Elthy on July 14th, 2021 at 20:06 UTC »

Wie im Bild durch ne gestrichelte Linie getrennt ist das aber auch kein anständiger Radweg. Da kacheln dann die Trottel trotzdem mit 120 Sachen und 50cm Abstand an einem vorbei. Gerade bei solchen Geschwindigkeitsunterschieden ist bauliche Trennung Pflicht, sollte es schon bei 50 in der Stadt geben müssen.

stenz_himself on July 14th, 2021 at 19:10 UTC »

Bei uns liegt es an den Bürgermeistern der Gemeinden und Städte, dass nicht viel passiert.

Demnächst wird eine relative sinnlose "Teststrecke" zwischen sinnlosen Gemeinden gebaut.

https://www.stuttgarter-zeitung.de/media.media.790dec8b-33c9-4dcb-bdda-96c142569f73.original.png

Auf der rechten Seite, südlich der B10 zwischen Ebersbach und Reichenbach.

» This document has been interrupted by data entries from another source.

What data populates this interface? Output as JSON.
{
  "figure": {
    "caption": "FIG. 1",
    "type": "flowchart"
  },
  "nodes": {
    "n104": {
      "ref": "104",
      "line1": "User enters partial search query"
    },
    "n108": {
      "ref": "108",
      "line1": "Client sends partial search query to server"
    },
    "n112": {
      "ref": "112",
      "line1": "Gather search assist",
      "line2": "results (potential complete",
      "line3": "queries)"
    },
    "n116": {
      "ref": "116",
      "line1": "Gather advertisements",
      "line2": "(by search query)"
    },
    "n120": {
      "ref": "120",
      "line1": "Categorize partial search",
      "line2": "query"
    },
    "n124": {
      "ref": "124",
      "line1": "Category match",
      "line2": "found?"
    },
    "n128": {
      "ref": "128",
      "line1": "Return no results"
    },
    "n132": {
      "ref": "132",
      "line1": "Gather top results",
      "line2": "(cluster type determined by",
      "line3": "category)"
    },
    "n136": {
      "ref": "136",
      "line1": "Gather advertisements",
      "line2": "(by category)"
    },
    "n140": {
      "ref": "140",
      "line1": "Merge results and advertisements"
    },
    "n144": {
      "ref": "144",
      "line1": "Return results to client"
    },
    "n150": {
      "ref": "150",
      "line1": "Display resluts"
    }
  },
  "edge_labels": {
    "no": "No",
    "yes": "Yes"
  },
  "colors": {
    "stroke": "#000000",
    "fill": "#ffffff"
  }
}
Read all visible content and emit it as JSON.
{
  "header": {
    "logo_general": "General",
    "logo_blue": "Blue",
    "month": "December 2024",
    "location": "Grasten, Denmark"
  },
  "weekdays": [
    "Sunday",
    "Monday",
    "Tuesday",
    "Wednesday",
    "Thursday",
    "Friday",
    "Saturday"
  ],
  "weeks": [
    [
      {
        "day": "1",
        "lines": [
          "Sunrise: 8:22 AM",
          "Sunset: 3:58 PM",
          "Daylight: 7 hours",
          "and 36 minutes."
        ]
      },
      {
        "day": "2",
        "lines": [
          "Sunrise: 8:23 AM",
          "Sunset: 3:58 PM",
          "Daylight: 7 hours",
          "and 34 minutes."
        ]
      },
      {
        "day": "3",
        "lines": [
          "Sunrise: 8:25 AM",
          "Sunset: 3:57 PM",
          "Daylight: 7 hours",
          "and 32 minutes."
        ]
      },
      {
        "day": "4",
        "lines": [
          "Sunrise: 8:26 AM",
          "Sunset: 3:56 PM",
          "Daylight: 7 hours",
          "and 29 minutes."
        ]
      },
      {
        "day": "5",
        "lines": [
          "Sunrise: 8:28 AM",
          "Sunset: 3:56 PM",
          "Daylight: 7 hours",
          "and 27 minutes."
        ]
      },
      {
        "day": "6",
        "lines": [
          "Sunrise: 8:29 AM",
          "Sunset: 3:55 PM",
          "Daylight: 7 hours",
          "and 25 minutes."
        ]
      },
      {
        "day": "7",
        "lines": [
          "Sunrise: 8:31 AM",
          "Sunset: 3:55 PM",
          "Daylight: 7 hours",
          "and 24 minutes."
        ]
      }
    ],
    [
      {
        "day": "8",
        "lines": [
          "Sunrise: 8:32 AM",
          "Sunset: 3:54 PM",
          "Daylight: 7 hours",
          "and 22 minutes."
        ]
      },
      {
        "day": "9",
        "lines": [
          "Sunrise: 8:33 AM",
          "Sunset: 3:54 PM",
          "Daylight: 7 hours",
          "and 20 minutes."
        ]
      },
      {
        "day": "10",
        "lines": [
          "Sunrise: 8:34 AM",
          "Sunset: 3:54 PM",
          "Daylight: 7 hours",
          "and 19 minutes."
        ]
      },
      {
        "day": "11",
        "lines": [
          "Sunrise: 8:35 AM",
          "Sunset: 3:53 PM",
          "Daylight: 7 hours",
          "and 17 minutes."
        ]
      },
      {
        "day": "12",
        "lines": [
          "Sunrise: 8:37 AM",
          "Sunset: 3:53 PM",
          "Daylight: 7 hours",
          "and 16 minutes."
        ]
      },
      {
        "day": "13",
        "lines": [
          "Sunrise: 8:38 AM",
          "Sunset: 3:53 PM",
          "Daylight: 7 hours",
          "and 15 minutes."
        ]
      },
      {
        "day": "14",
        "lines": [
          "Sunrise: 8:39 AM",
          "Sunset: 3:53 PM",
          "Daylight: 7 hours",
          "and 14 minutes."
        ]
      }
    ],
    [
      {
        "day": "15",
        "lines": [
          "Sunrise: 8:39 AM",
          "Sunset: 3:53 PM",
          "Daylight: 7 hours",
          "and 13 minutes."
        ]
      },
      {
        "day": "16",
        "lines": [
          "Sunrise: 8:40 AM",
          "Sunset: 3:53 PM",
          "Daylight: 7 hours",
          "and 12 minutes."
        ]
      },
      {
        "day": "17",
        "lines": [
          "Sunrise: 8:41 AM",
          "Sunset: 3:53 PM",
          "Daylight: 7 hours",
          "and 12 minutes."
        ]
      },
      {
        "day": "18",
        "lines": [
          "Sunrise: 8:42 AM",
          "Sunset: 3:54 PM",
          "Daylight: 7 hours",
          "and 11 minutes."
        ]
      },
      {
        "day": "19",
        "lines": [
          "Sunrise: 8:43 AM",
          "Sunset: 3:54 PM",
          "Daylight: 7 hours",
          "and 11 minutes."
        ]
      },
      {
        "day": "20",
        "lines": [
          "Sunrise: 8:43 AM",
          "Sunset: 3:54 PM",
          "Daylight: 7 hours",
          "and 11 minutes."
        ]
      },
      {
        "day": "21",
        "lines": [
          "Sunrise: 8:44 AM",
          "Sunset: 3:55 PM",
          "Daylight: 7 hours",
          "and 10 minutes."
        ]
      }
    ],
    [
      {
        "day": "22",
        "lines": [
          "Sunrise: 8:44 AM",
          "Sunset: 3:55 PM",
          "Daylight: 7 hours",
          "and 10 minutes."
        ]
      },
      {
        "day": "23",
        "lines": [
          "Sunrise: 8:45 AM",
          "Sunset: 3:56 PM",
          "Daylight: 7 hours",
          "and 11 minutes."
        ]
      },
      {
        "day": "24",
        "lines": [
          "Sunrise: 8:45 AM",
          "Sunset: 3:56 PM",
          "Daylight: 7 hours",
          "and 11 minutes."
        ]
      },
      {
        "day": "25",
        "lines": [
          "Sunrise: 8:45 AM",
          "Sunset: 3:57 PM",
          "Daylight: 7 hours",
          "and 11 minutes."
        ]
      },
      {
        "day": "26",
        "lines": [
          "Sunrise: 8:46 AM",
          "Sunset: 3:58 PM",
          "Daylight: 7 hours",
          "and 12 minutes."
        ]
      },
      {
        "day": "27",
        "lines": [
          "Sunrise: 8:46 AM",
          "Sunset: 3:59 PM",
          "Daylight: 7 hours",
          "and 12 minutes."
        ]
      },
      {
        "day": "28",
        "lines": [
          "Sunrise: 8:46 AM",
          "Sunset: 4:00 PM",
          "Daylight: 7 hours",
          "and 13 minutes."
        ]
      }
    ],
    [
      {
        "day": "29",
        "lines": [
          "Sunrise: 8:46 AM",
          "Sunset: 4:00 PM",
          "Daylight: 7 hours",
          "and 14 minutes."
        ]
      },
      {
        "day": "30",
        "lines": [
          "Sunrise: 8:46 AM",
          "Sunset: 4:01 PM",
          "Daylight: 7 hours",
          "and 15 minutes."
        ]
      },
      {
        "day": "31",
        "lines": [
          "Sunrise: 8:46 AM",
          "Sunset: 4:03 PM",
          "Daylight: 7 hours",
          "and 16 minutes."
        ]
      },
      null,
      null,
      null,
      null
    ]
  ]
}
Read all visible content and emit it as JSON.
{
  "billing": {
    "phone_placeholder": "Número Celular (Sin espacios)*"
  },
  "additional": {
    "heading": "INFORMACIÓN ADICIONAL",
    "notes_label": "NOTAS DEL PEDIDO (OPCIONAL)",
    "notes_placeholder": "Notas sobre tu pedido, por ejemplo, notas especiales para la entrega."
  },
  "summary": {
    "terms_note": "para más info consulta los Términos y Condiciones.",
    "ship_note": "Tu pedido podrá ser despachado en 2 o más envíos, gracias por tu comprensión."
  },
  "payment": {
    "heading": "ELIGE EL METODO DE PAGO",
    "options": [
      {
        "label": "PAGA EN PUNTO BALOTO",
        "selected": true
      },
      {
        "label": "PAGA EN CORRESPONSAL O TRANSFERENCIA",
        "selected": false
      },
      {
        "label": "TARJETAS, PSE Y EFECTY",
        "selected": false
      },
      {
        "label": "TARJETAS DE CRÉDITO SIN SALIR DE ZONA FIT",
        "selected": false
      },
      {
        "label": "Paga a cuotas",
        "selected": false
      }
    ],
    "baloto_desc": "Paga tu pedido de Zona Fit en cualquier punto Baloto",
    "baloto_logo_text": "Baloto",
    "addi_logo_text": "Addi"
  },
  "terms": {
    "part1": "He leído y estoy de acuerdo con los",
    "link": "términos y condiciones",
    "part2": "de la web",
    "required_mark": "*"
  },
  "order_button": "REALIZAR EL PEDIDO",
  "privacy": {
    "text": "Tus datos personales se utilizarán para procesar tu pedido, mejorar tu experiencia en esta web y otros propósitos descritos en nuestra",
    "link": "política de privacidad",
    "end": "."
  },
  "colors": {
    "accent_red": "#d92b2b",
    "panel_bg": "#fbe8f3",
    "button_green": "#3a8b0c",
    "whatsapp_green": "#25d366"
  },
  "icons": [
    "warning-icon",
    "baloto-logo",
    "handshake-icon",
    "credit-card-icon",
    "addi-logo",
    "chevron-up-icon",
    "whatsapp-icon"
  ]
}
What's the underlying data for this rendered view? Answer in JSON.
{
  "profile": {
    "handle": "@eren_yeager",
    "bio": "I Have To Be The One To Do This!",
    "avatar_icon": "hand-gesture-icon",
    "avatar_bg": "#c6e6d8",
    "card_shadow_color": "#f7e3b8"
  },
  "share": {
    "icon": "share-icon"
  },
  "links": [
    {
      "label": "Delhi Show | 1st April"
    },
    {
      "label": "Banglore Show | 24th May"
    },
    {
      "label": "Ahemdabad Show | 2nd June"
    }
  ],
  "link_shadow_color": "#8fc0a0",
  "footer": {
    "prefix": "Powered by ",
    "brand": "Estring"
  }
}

Auf einer Strecke die nur Freizeittouristen oder Sonntagsradler nutzen würden, wird die Teststrecke gebaut..

Wenn du in einer der Städte wohnen würdest, fährst du nicht dort lang, weil sie auf der falschen Flußseite gebaut wird. Dabei wäre imho nördlich der B10 der sinnvollste Platz.

Leider stören sich manche Bürgermeister, wie z.B. der im September ausscheidende Jürgen Zieger (SPD) dagegen, den Radschnellweg in der Nähe von Esslingen (Neckar Nordufer) anzulegen.

So soll der "Radschnellweg" in regelmäßigen Abständen mal den Neckar oder die B10 überqueren. Ich freu mich schon auf die Zickzackfahrt...

Das ganze ist ein furchtbares hin und her, aber Scheuer hätte glaub nicht viel Einfluß, außer es würde tatsächlich mal ein Fahrrad/ÖPNV Masterplan vom Bund kommen, aber da habe ich meine Zweifel..

e: typo&zeichensetzung

Neo_aka_Darkman on July 14th, 2021 at 18:59 UTC »

Wieso ist Scheuer immer noch im Amt?